An immigration official displays a Congolese biometric passport in the Democratic Republic of Congo's capital Kinshasa
By Tim Cocks
DAKAR (Reuters) - A Congolese rights group has written to the attorney general to demand a criminal investigation into a Reuters report that most of the money from fees for printing new passports goes overseas.
Documents reviewed by Reuters of a 2015 deal between Congo's government and a Belgian company called Semlex to produce biometric passports show that most of the $185 price for a new passport goes to Semlex and a small company called LRPS in the United Arab Emirates.
The Congolese Association for Access to Justice (ACAJ) wrote to Attorney General Flory Kabange Numbi on Wednesday to demand he investigate the passports deal, "which has brought about enormous losses to the public treasury", the letter seen by Reuters said.
Numbi did not immediately reply to a request for comment on whether he had seen the letter and how he planned to respond.
"We have written to the attorney general asking him to open an inquiry," ACAJ President Georges Kapiamba told Reuters by telephone on Sunday.
"They need to produce an explanation. How do they explain to the Congolese what has happened to this money?"
Last Thursday Brussels prosecutors said they were investigating the deal with Semlex. Opposition leaders have also called on Congolese authorities to investigate.
In its article on Semlex published on April 13, Reuters reported that the UAE-listed firm LRPS - which receives $60 for every passport issued - is owned by Makie Makolo Wangoi, believed to be a close relative of President Joseph Kabila.
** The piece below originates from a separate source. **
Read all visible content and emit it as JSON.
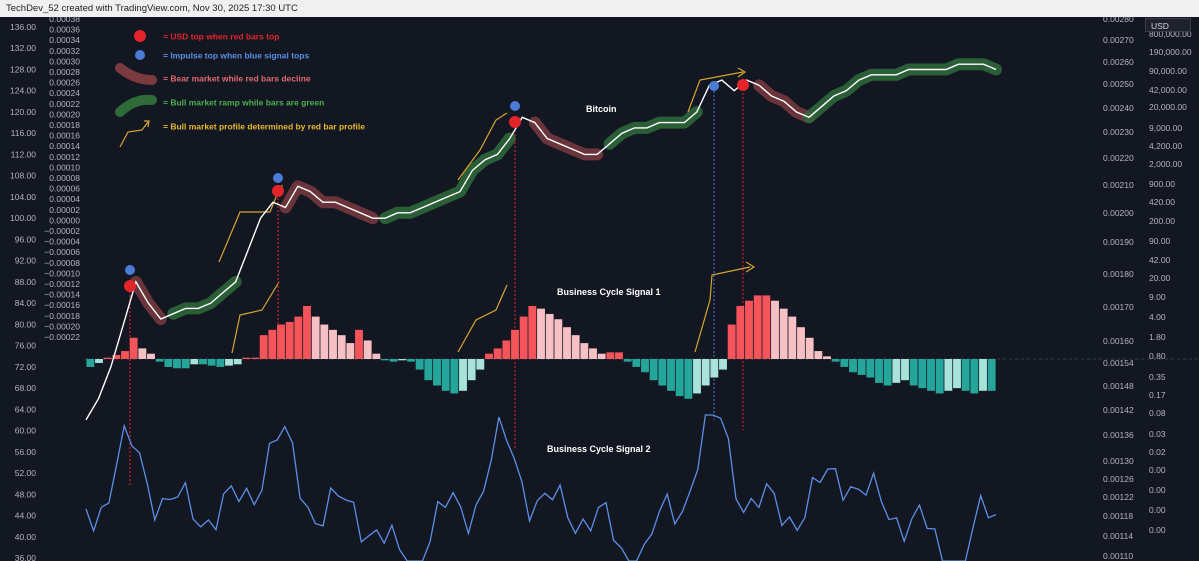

Neither the Congolese presidency nor Wangoi or Semlex responded to requests for comment on the Reuters story.
"It is very important that they identify this third person who has received the sum," Kapiamba told Reuters. "And if it is established clearly that this is corruption, they need to reimburse the Congolese state."
The vast, resource-rich Central African state has been plagued by corruption almost since independence from Belgium in 1960. Kabila's counselor on graft and money laundering said in 2015 that the country loses up to $15 billion a year to fraud, or roughly three times the annual fiscal budget.
Kabila also faces calls from the opposition to leave power this year after he did not step down at the end of his constitutional mandate in December. His supporters say delays to an election for his successor meant he had to stay on.